This was a project I completed during the 2016 Summer Workshop on the Dynamic Brain with the Allen Institute.
Vis3DConnect is an extension to the Allen Institute python SDK. It allows the user to select neural tracing experiments from the Mouse Brain Connectivity Atlas and visualize them in a 3D glass brain with an interface that allows rotation, zooming, etc. I won the prize for "Best Visualization."
I wrote this code 2 weeks after my first formal lesson in Python. :)
Like many projects, this one involved a pivot.
I'm interested in eye movements, so I started with the idea of using the Allen Institute connectivity database to map out which cells in the superior colliculus receive the most input from visual cortex cells in mice. Using the Python SDK provided by the Allen Institute, I rendered the image below, which shows a blue mask over the left superior colliculus, and in the right superior colliculus it shows a heat map indicating the amount of overlap of labeled cell bodies at the endpoint of all the tracer injection experiments in the right visual cortex. In other words, when you inject the cell tracer (green flourescent protein, in this case) into the different parts of the right visual cortex of a mouse, you will see most of the projections end up in the regions that are yellow/white.
I felt like I needed more control over the visualizations if I was going to sift through the hundreds of experiments in the Connectivity database. In 2016, the Allen Institute had online tools to interact with a 3D brain (see middle and lower right panels below). However, developers and researchers working with the Allen Institute Python SDK didn't have access to any such functionality; if they wanted rich visual interaction with volumes instead of flattened 2D projections, they needed to switch back and forth between the SDK and the web interface.
I decided to change directions and focus on extending the visualization functionality of the SDK by providing some methods for pulling connectivity pathways and labeling expression volumes from the database, and then visualizing them in a glass brain that allows for zooming and 3D rotation.
This, not surprisingly, renders a blank glass brain.
The structure_mask()
method renders glass volumes of neuroanatomical structures within the glass brain. In the image below, I've rendered a trio of important oculomotor regions: the superior colliculus (red), the caudal pontine reticular nucleus (green), and the oculomotor nucleus (blue).

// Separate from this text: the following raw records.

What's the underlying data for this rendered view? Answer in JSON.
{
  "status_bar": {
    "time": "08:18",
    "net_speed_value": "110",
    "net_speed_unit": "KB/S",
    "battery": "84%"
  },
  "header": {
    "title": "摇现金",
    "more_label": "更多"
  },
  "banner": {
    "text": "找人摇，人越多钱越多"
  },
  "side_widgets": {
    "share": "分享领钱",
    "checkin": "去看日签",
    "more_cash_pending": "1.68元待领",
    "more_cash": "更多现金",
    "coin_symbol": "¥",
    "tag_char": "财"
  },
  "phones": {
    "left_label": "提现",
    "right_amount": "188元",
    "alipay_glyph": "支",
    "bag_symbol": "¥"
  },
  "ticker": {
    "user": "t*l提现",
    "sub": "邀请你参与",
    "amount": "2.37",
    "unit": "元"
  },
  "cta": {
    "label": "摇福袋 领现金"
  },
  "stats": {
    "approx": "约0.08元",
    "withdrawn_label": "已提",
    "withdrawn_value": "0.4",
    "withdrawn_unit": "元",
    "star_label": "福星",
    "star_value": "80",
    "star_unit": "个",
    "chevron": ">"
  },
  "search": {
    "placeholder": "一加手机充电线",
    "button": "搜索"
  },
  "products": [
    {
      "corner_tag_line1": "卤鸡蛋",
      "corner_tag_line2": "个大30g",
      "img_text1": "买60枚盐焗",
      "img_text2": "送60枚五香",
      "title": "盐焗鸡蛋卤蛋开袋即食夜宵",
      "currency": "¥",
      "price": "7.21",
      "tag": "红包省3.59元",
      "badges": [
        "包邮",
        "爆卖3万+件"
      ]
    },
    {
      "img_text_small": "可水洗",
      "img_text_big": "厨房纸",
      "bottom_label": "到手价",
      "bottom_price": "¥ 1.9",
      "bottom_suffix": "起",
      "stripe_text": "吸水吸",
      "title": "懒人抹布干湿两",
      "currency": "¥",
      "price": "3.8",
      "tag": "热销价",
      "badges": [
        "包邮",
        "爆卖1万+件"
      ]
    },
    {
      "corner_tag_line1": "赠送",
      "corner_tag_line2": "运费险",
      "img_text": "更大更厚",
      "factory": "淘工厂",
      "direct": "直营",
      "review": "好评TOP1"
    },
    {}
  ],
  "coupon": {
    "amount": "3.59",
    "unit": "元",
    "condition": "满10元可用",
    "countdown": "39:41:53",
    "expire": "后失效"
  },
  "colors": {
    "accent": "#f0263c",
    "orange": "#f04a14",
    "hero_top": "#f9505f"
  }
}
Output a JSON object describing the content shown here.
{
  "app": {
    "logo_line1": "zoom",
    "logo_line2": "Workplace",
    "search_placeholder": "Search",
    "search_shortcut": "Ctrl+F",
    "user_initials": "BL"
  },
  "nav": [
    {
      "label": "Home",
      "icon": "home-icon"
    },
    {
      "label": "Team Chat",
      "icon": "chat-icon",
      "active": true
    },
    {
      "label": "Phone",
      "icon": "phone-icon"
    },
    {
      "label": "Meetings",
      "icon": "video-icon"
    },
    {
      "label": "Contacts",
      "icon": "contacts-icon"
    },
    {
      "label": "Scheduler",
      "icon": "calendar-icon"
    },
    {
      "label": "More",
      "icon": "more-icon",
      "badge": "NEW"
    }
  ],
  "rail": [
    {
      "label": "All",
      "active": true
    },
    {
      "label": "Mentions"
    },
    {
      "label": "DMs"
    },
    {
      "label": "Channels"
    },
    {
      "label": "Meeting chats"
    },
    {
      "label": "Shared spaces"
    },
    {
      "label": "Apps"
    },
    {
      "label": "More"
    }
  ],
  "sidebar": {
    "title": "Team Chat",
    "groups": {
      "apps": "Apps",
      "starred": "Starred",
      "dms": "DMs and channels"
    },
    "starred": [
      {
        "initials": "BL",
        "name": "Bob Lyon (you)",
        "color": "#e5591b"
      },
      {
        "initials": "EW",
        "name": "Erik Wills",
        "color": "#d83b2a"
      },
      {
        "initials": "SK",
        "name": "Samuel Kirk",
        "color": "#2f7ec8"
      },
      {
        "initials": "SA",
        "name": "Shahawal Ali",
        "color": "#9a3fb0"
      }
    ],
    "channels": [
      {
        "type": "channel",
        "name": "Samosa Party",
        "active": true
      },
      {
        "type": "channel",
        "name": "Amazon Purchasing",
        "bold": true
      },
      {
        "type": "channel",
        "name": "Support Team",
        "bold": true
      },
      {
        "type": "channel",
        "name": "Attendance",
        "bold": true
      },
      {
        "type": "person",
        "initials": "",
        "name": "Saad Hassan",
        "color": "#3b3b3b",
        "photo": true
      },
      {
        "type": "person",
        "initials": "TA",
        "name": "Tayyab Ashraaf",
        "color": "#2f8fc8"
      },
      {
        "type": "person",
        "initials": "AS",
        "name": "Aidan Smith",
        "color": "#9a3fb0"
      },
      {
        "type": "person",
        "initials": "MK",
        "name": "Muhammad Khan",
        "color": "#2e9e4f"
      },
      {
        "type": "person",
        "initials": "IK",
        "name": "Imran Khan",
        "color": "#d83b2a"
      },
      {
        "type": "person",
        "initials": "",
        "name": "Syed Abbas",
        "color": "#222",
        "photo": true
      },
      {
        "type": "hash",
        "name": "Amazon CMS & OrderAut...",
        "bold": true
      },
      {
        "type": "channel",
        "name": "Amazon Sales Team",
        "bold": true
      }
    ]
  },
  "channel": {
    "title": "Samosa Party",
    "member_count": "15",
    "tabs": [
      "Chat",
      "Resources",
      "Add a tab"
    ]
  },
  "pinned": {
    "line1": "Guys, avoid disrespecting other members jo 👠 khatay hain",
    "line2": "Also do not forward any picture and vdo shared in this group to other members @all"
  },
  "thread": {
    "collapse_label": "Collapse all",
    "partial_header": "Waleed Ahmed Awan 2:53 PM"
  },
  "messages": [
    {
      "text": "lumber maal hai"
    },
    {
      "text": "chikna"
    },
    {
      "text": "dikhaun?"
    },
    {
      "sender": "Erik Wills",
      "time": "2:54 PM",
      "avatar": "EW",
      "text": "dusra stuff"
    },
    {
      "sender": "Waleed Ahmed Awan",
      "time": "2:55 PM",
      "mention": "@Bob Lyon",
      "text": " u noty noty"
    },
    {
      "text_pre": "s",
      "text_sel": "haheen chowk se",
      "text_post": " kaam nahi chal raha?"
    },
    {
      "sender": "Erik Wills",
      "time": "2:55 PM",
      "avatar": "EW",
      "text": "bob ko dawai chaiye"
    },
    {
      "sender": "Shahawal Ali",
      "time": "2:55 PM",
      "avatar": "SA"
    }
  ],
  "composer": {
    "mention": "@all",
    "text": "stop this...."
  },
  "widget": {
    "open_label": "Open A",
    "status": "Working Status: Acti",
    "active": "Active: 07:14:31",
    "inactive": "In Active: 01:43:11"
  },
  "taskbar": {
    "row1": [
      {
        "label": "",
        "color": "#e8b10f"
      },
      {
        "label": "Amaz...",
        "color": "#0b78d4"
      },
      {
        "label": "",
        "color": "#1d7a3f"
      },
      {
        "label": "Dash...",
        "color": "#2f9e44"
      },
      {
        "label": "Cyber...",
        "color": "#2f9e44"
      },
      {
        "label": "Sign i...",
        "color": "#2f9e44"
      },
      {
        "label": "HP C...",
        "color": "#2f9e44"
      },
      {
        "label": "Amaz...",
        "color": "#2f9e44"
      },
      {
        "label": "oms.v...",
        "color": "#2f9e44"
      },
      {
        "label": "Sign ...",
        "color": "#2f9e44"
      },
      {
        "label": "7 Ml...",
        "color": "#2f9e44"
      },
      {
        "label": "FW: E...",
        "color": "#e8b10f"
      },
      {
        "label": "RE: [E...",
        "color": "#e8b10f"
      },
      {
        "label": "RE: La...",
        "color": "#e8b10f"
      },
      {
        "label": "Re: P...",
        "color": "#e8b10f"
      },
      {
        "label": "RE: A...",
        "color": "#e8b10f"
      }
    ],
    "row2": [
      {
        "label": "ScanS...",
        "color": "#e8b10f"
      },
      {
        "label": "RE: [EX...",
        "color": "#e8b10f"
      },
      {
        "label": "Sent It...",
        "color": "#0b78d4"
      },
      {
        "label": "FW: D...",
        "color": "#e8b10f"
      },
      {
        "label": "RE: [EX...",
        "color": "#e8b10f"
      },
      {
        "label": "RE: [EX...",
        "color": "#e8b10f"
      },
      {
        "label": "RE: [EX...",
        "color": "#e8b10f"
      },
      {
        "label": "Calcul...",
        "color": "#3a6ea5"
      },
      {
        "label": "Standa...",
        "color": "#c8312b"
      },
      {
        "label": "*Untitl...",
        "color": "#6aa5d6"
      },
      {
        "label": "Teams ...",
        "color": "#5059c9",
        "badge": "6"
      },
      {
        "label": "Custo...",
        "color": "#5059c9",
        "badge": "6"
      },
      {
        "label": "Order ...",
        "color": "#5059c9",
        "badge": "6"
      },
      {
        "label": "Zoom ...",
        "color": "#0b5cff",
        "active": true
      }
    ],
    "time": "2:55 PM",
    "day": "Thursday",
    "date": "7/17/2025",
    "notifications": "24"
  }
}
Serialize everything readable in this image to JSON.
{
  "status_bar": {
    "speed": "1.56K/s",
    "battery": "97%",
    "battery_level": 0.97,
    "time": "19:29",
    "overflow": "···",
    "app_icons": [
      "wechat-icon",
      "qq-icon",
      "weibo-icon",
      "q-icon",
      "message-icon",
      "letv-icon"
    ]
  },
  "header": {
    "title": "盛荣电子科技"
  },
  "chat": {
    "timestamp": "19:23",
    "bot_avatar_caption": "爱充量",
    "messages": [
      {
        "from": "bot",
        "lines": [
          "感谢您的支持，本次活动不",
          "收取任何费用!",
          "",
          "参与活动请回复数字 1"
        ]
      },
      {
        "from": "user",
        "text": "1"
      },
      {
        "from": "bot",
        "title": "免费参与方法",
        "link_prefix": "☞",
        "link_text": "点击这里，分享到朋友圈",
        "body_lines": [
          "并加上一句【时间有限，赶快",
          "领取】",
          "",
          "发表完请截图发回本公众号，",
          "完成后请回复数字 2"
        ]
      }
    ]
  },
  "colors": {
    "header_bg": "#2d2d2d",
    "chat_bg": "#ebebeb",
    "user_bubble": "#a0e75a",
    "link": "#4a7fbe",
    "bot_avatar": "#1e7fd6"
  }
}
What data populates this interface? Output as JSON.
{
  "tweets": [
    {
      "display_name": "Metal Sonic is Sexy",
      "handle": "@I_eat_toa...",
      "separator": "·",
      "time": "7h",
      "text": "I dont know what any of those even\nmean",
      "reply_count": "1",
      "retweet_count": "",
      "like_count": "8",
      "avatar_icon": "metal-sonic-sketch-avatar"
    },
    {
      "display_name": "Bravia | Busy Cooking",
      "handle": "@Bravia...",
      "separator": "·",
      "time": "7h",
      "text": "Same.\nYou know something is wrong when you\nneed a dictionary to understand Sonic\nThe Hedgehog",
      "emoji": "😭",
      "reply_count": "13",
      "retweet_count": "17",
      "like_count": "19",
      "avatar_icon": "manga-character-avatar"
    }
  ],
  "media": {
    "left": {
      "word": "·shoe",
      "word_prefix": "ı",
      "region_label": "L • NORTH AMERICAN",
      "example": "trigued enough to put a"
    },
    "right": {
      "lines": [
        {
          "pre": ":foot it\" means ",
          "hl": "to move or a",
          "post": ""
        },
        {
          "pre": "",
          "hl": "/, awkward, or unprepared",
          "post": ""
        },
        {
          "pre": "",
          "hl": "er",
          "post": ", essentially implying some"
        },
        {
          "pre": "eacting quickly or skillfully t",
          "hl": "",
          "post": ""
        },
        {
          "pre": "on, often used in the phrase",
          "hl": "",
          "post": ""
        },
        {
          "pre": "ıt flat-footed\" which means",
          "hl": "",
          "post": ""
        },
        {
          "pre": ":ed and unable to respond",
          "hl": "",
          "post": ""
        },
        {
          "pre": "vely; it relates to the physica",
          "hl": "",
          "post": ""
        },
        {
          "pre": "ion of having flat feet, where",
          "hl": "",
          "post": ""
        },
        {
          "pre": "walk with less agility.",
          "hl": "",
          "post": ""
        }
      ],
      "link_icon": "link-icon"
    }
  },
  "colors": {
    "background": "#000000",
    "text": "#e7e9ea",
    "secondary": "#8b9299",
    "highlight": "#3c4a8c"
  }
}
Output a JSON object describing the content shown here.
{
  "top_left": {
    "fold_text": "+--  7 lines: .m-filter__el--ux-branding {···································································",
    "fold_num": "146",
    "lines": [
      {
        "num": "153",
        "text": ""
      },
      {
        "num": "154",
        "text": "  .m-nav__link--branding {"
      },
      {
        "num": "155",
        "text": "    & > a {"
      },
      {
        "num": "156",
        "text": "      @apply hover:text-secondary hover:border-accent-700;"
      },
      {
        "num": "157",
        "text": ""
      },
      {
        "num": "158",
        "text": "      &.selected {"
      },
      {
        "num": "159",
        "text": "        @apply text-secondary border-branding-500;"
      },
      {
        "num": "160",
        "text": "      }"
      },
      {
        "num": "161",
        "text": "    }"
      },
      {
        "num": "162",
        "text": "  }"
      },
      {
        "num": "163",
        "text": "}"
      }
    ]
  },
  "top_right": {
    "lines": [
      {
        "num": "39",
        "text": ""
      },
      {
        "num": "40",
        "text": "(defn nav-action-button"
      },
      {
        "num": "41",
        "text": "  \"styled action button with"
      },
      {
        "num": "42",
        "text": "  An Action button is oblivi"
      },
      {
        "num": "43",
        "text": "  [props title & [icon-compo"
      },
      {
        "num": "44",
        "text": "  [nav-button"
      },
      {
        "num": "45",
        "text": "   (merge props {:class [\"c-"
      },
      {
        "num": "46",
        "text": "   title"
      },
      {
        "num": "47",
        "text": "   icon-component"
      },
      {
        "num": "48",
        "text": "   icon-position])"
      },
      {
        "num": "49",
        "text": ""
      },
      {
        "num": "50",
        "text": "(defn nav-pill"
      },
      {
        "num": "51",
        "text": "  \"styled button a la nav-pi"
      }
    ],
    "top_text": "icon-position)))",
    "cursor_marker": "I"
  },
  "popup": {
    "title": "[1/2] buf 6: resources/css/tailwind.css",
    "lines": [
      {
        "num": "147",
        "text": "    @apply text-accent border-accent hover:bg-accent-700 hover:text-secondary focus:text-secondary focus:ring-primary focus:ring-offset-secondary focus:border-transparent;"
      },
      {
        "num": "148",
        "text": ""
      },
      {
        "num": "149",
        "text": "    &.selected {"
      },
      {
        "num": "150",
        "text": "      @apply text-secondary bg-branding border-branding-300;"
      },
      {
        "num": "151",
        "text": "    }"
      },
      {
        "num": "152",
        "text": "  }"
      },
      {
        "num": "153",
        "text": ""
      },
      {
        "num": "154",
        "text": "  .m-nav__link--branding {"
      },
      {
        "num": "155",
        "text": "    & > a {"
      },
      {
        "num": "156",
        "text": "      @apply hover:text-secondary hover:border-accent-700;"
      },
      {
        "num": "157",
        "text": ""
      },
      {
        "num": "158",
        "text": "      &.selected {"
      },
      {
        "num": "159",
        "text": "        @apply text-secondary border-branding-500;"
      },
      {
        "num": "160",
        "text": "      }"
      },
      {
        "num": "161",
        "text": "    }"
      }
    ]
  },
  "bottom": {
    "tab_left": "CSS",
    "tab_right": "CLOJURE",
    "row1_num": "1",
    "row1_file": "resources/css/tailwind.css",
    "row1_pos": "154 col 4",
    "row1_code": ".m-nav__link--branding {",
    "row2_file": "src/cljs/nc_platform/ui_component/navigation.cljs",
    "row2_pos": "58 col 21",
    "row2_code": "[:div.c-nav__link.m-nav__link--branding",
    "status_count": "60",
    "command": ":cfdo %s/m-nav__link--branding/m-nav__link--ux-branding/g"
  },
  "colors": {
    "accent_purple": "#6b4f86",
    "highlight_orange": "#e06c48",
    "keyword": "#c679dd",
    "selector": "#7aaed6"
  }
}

These two methods make it easier for the user to query for connectivity pathways inferred from projection tracing experiments, and then visualize those projections within the glass brain. Check out the video below, which shows a projection from visual cortex (pink) to superior colliculus (green).
The projections()
method renders volumes of the raw tracing experiment results. You can render an arbitrary number of experiments simultaneously. For example, in the video below there are two experiments. The blue represents all of the cells that expressed the tracing indicator after it was injected into superior colliculus. The red represents the cells that expressed the indicator after an injection into pontine reticular formation. The purple is the overlap between the two.
This was developed using python 2.
To speed up development, this code was originally written to pull data from an external hard drive instead of from the online database at the Allen Institute. If someone wanted to clone this repo and play with the code, they would have to set up the source to be the online database first.